Le energie rinnovabili rappresentano un fattore chiave per lo sviluppo dell’Africa: sostenerne la crescita è fondamentale. L’AD di Enel Francesco Starace ne è sicuro e lo ha ribadito anche lo scorso 22 maggio intervenendo alla conferenza annuale di RES4MED (Renewables Energy Solutions for Mediterranean), associazione no profit creata nel 2012 con l’obiettivo di incentivare l’utilizzo di green tech e rinnovabili nei Paesi del Sud e dell’Est del Mediterraneo. Rifacendosi al tema centrale dell’evento, l’innovazione come motore di crescita dell’Africa, il manager ha sottolineato ulteriormente quanto sia importante fornire energia a tutte le popolazioni, perché questa può rivelarsi fondamentale nel contribuire a migliorarne la qualità della vita e l’attività economica. Rientra in quest’ottica anche Res4Africa, network creato da RES4MED che riunisce utilities, centri di ricerca ed enti pubblici impegnati nel promuovere progetti per lo sviluppo di rinnovabili nell’Africa mediterranea e sub-Sahariana: Francesco Starace lo considera “uno strumento fondamentale per la creazione di competenze tecniche e professionali in questi Paesi”. Ma nel corso del suo intervento l’AD di Enel ha anche messo in luce tre situazioni che oggi ostacolano lo sviluppo energetico in Africa. Uno di tipo tecnico riguarda la scarsità di reti elettriche e strutture di interconnessione tra i vari Paesi. Il secondo riguarda la presenza di incumbent, operatori contrari allo sviluppo delle rinnovabili in quanto compromettono il predominio economico che mantengono attualmente nel territorio. Un terzo scoglio è poi rappresentato dalle problematiche sociali e politiche che in alcuni Paesi creano incertezza. Mentre per il manager i primi due ostacoli sono superabili, per il terzo “ci vorrà più tempo, ma anche in questo senso un ruolo importante potranno giocarlo le rinnovabili”.

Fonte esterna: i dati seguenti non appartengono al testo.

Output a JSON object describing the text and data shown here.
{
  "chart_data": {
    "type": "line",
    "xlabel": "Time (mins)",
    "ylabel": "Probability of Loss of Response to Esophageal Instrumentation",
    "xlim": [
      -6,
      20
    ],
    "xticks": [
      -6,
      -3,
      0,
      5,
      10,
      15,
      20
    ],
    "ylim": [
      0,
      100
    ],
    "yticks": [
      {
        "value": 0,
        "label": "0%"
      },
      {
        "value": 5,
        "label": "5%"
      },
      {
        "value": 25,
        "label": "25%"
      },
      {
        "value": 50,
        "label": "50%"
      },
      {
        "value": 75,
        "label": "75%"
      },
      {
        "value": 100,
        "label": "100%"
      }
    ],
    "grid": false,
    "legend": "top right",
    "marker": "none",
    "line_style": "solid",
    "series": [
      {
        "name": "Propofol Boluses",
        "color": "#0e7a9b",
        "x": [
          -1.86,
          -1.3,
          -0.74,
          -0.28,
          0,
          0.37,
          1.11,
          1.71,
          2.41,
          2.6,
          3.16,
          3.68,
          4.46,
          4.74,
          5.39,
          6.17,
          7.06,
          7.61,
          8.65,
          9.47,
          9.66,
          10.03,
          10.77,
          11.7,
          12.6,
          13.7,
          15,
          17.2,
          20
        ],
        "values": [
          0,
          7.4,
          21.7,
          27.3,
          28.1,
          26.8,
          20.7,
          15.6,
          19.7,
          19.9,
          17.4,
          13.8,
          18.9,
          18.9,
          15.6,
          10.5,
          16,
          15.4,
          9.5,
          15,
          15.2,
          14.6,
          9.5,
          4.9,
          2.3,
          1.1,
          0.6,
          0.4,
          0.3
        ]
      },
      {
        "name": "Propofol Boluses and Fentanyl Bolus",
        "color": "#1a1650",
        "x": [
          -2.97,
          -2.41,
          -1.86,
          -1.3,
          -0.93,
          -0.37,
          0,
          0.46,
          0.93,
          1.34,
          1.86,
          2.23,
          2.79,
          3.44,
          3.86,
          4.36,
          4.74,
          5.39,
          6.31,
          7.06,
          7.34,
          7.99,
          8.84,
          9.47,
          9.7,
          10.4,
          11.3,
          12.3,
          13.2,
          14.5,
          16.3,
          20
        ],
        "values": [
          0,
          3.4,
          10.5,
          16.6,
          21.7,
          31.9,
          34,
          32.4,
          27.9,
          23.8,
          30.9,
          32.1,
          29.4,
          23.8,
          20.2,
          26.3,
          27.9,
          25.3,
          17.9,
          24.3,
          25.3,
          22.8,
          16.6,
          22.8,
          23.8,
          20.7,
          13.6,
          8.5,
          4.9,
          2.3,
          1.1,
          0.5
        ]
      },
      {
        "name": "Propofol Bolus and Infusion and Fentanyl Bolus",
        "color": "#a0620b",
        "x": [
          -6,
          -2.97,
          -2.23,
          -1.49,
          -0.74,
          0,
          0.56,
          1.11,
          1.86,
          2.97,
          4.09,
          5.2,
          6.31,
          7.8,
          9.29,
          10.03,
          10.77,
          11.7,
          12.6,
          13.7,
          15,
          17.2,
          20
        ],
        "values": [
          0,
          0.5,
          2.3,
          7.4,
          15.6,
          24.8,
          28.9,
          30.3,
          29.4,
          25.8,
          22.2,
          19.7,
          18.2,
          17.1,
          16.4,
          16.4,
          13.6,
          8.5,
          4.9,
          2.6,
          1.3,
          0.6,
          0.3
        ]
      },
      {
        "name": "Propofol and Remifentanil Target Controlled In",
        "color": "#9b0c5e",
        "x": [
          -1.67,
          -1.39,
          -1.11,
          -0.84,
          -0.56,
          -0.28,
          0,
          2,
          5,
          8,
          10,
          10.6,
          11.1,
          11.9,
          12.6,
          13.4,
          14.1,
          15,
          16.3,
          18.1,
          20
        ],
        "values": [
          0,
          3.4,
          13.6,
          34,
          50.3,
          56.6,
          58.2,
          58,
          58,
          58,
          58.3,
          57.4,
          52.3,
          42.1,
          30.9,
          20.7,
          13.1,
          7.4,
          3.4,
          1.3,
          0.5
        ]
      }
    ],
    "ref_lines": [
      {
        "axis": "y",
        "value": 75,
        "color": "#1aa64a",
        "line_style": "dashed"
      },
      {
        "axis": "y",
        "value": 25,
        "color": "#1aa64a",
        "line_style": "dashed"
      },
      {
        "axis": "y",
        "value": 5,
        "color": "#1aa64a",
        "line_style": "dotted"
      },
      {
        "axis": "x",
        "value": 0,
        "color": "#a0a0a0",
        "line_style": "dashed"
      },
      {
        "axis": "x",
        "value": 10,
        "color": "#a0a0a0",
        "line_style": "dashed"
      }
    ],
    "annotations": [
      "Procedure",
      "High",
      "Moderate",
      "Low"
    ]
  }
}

Francesco Starace: il profilo professionale dell’AD di Enel

Riconfermato di recente alla guida di Enel anche per i prossimi anni, Francesco Starace inizia la propria carriera nel 1981 lavorando in NIRA Ansaldo come analista della sicurezza degli impianti elettronucleari. Tra il 1982 e il 1987 è in General Electric dove ricopre diverse posizioni operando sia in Italia che all’estero, in Egitto, Stati Uniti e Arabia Saudita. Nel 1988 passa in ABB Group per guidarne alcune società. Nel 1998 Alstom Power gli affida l’incarico di Senior Vice President delle vendite globali e impianti chiavi in mano per la divisione turbine a gas. È nel 2000 che il percorso professionale di Francesco Starace incrocia quello di Enel: inizialmente Responsabile Energy Management di Enel Produzione, nel 2002 viene scelto per guidare l’Area Business Power all’interno della divisione Generazione ed Energy Management. Nel triennio 2005-2008 è Direttore della Divisione Mercato Italia, mentre nel 2008 viene incaricato di guidare Enel Green Power, la società del Gruppo specializzata nello sviluppo e nella gestione di attività legate all’energia da fonti rinnovabili. In qualità di AD, il manager la porterà a diventare in soli sei anni uno dei player di riferimento del settore a livello mondiale, curandone anche la quotazione sui mercati di Milano e di Madrid. Nel maggio del 2014 il CdA lo nomina Amministratore Delegato e Direttore Generale di Enel: il suo mandato è stato rinnovato nel 2017. Dal 2015 membro del consiglio del Global Compact, organismo delle Nazioni Unite nato per incentivare le aziende ad adottare strategie sostenibili, l’AD è stato inoltre insignito nel gennaio 2016 della carica di Copresidente delle comunità Energy Utilities e Energy Technologies del World Economic Forum. Tra i riconoscimenti che gli sono stati attribuiti nel corso della sua carriera si ricordano il Premio Manager Utilities 2010 e il Premio Energia Sostenibile 2013. Inoltre nel 2016 la rivista Staffetta Quotidiana lo ha eletto “Uomo dell’anno”. Il manager si è laureato in Ingegneria Nucleare presso il Politecnico di Milano.